Meyers politische Karriere begann 1907 mit der Wahl zum Mitglied des Grossen Stadtrats von Zürich – ein Amt, das er bis 1927 ausübte. Nach Bisseggers Tod war dessen Sitz im Nationalrat freigeworden. Die Nachwahl im Wahlkreis Zürich-Südwest fand am 27. Juni 1915 statt, als einziger offizieller Kandidat schaffte Meyer die Wahl mühelos. Im Nationalrat beschäftigte er sich überwiegend mit der Finanz-, Währungs- und Wirtschaftspolitik. Um die damals häufigen Missbräuche im Emissionswesen einzudämmen, setzte er sich erfolgreich für eine Zulassungsstelle ein. Zwar suchte er einen Ausgleich mit den Sozialdemokraten, doch bekämpfte er energisch die Volksinitiative für die einmalige Vermögensabgabe; auch der Freiwirtschaft stand er ablehnend gegenüber. Von 1923 bis 1929 war Meyer Parteipräsident der FDP Schweiz, zudem war er von 1927 bis 1929 Mitglied des Bankrates und des Bankausschusses der Schweizerischen Nationalbank.[1]

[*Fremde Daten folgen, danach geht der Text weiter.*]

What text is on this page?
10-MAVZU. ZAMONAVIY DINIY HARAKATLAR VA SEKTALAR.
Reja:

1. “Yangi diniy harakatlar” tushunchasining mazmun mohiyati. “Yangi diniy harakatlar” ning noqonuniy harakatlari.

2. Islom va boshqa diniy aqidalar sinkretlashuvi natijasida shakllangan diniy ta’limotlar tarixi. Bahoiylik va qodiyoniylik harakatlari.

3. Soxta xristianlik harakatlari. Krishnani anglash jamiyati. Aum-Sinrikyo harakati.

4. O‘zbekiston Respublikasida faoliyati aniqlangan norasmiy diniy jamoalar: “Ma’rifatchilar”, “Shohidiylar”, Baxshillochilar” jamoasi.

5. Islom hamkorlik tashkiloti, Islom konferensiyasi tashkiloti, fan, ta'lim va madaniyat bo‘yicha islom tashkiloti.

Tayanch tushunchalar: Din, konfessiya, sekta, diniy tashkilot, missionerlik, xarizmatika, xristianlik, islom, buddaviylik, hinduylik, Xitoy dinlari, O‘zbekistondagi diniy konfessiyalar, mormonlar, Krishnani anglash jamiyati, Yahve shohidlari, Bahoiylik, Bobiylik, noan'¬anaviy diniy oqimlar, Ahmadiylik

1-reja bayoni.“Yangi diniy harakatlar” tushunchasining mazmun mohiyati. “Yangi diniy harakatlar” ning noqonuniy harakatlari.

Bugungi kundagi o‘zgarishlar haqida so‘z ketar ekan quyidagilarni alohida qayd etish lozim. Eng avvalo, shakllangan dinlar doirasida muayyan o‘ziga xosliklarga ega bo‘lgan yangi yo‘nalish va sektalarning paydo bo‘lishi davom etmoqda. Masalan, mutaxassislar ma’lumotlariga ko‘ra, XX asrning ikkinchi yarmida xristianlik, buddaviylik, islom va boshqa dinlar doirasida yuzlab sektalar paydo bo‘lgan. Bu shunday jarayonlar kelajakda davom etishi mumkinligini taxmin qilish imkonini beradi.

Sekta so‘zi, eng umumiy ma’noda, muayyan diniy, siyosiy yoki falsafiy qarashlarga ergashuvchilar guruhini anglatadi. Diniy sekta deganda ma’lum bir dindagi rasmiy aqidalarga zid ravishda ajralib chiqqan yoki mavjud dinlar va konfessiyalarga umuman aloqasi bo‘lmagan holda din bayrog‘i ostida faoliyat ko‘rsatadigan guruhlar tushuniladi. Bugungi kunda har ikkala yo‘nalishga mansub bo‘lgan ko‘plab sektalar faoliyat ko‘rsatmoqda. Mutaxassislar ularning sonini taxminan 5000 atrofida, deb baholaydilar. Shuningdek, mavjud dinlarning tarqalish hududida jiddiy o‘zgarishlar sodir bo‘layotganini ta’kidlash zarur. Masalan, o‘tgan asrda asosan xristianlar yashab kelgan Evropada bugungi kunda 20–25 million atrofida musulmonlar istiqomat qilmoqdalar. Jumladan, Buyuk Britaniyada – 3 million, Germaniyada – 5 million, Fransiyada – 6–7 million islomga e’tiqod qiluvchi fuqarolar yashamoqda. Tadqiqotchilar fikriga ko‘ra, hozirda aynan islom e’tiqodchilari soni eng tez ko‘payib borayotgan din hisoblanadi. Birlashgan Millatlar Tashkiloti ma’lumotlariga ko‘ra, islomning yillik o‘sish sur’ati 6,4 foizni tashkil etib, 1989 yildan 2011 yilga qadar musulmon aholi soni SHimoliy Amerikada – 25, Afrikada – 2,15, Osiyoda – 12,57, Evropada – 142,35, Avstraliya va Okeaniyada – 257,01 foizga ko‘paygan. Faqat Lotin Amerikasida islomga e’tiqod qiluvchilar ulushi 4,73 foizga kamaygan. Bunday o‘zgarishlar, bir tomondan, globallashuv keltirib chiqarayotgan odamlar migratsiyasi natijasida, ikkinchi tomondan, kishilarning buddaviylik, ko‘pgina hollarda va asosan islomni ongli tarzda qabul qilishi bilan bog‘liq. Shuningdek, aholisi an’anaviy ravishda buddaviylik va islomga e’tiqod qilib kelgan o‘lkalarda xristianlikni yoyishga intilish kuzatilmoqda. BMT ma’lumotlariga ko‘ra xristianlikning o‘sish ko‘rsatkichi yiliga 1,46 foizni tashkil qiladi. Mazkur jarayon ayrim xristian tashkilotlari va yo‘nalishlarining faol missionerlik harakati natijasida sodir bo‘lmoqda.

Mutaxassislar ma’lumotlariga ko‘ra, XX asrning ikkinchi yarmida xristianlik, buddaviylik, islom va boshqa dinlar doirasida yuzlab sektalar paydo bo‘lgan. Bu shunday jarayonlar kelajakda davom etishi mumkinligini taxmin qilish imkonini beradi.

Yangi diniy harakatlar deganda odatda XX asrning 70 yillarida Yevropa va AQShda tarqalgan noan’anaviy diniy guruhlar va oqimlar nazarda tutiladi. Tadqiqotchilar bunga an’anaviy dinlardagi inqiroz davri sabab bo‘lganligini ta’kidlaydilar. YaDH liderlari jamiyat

Durch den Rücktritt von Robert Haab und den Tod von Karl Scheurer gab es 1929 im Bundesrat gleich zwei Vakanzen, womit die Möglichkeit bestand, die parteipolitische Zusammensetzung zu erweitern. Dass die Bauern-, Gewerbe- und Bürgerpartei einen dieser Sitze erhalten würde, war weitgehend unbestritten (gewählt wurde Rudolf Minger). Hingegen wehrte sich die FDP vehement gegen den Einzug der Sozialdemokraten in die Landesregierung. Während die SP mit Emil Klöti, dem Stadtpräsidenten von Zürich, einen durchaus ernstzunehmenden Kandidaten aufstellte, tat sich die FDP mit der Kandidatensuche schwer und einigte sich nach längerem Suchen auf den Zürcher StänderatOskar Wettstein. Da dieser dem demokratischen Parteiflügel angehörte, stiess er bei einem Teil der Deutschschweizer Freisinnigen und den Westschweizern auf Ablehnung. Bei der Bundesratswahl am 12. Dezember 1929 erhielt Wettstein im ersten Wahlgang 91 Stimmen, Klöti 60 und der nicht nominierte Meyer 81. Letzterer übernahm im zweiten Wahlgang die Führung, gab diese nicht mehr ab und setzte sich schliesslich im vierten Wahlgang mit 112 zu 87 Stimmen gegen Wettstein durch. Nach einem Tag Bedenkzeit nahm er die Wahl an.[2]
Bundesrat
Meyer stand ab 1. Januar 1930 dem Departement des Innern vor. Während der Weltwirtschaftskrise konnte er in diesem Amt nur wenig bewirken, zumal Kultur und Wissenschaft angesichts der zahlreichen finanz- und wirtschaftspolitischen Probleme eine sekundäre Rolle spielten. Nachdem Heinrich Häberlin und Jean-Marie Musy als Folge der Niederlage in der Volksabstimmung über die Verschärfung der Staatsschutzbestimmungen des Bundesrechts (Lex Häberlin II) zurückgetreten waren, nutzte Meyer die sich bietende Chance, am 1. Mai 1934 die Leitung des bedeutend einflussreicheren Finanz- und Zolldepartements zu übernehmen – zu einem Zeitpunkt, als sich die Krise in der Schweiz erst dem Höhepunkt näherte. Er betrachtete den Goldstandard und stabile Wechselkurse als unerlässlich, um die Deflation zu überwinden, weshalb er die von der Exportwirtschaft geforderte Abwertung des Schweizer Frankens klar ablehnte. Damit stand er im Gegensatz zu seinem Amts- und Parteikollegen Edmund Schulthess.[3]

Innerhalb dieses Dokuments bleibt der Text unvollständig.